New Delhi, May 20: German retailer Metro AG is planning to exit the Indian market by selling its cash-and-carry operations for $1.5-1.75 billion, according to a news report.
The Economic Times reported that companies such as Amazon, Thailand’s Charoen Pokphand (CP) Group, Reliance Retail, Avenue Supermarts, Tata Group, Lulu Group, and PE fund Samara Capital have been approached to buy the MNC’s cash-and-carry operations in the country.
Metro AG has been present in India since 2003 and has been operating a chain of 31 cash-and-carry stores.
According to the report, JP Morgan and Goldman Sachs have been appointed to find a suitable buyer for Metro AG’s business in India.
Pressures to sell below cost, free delivery of goods and negative EBITDA in the industry, were the reasons according to an industry veteran, quoted in the report.

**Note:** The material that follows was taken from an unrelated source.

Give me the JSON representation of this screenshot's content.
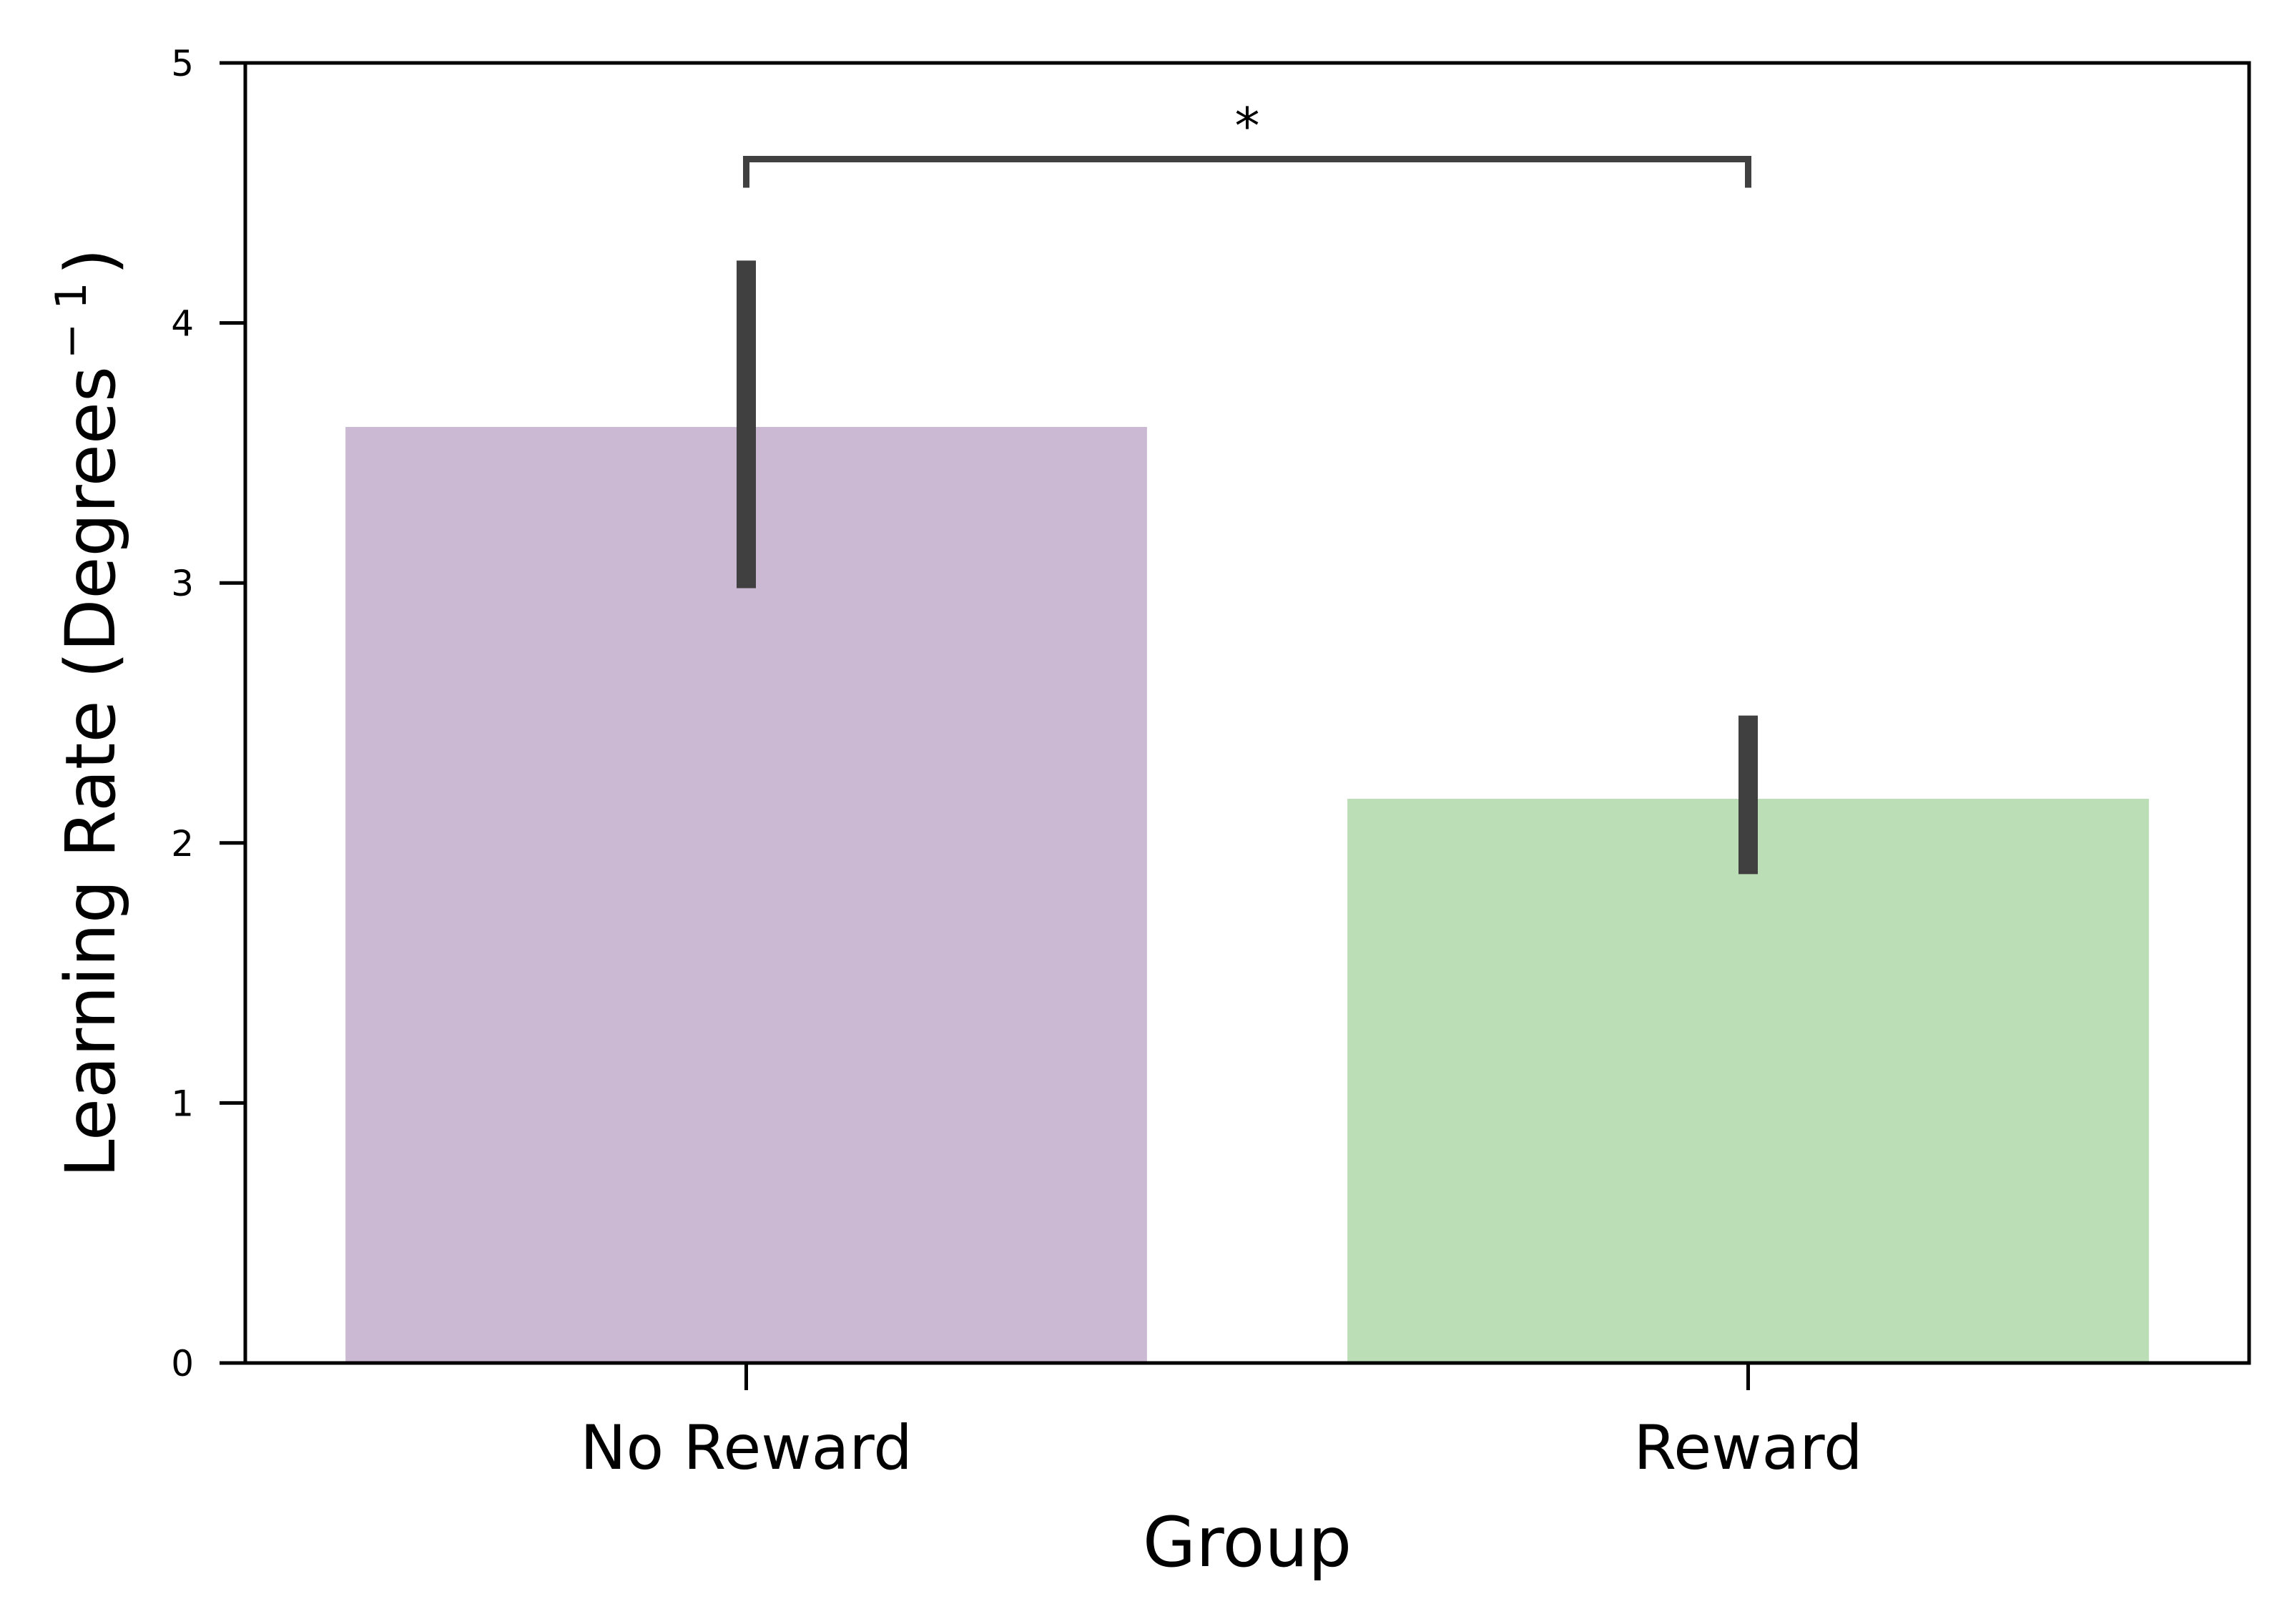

The discussions with potential buyers are said to be in the initial phase.
Metro AG revenues in FY21 (Oct-Sept) stood at $898 million and it is likely to clock more than $1 billion in revenues with an EBITDA growth of 30-40% as compared to 50% in the last fiscal.
According to Metro’s India website its, “core customers include small retailers and kirana stores, hotels, restaurants and caterers, corporates, SMEs, all types of offices, companies and institutions, as well as self-employed professionals”.